Nick Fury (Marvel Comics): This comic starts with a bold move on the cover, with the eponymous hero in a vibrant magenta. The color explodes through the book, accenting the action sequences and making the visual narrative more dynamic I always enjoy non-standard splash pages, and the slick control of the story flow compliments the mood and environment.
Without getting too specific, Agent Fury walks into a casino, looking for Hydra intel. It feels like Ocean's Eleven and Casino Royale: Marvel's espionage at its best. I have a good feeling about this series considering how strong this first issue is.
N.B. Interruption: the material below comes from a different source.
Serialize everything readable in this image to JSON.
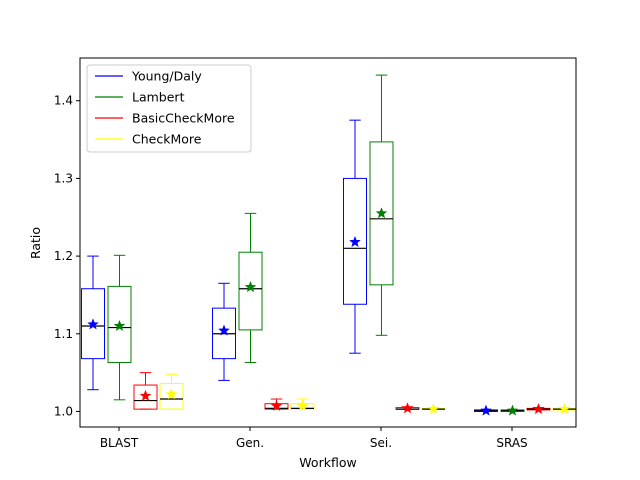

Batwoman (2017) (DC Comics): Batwoman also uses an interesting color palette choices, using black, white and red during flashbacks, evoking a more stark and dramatic tone to the storytelling.
One of the driving questions for Batwoman is "What can Batwoman do that Batman can't?" It haunts her, drives her to brooding obsession and compels her to action rather than falling into a Hamlet-esque entropy. Anyone familiar with the previous series will recognize the cast and the dynamics, with a new bioweapon hitting the black market and wreaking havoc.
Rose (Image Comics):
This is a chilling high-fantasy tale in a land which no longer trusts in magic, and is killing all people who show any signs of magic, usually signified through white hair of the user. Our heroine Rose is a redhead mage who returns one day to her burning village, and her burning house which claims her mother. She flees the village, running into a group of renegades rebelling against the queen's tyrannical reign.
When we talking of villains, the queen is the embodiment of evil, having not only decimated the magical population (when she's obviously a mage), but also enslaving and killing her underlings with no reluctance.
Rose has not yet found her Khat (yes, it's name is Thorne) which is vital to becoming the Guardian to save her world. Writer Meredith Finch (Wonder Woman, The Little Mermaid) and Ig Guara (Batman: Arkham Knight, Blue Beetle, The Ravagers) are excellent in building a compelling, gritty environment and a truly hateful villain without the expected grandstanding.
The colors used by the colorist intensify the drama and action of every scene, in the same way that lighting is used for plays to convey an extra layer of visual meaning.
All in all, these three comics have played successfully with color within storytelling and produced an excellent piece. I hope you enjoy them as much as I did.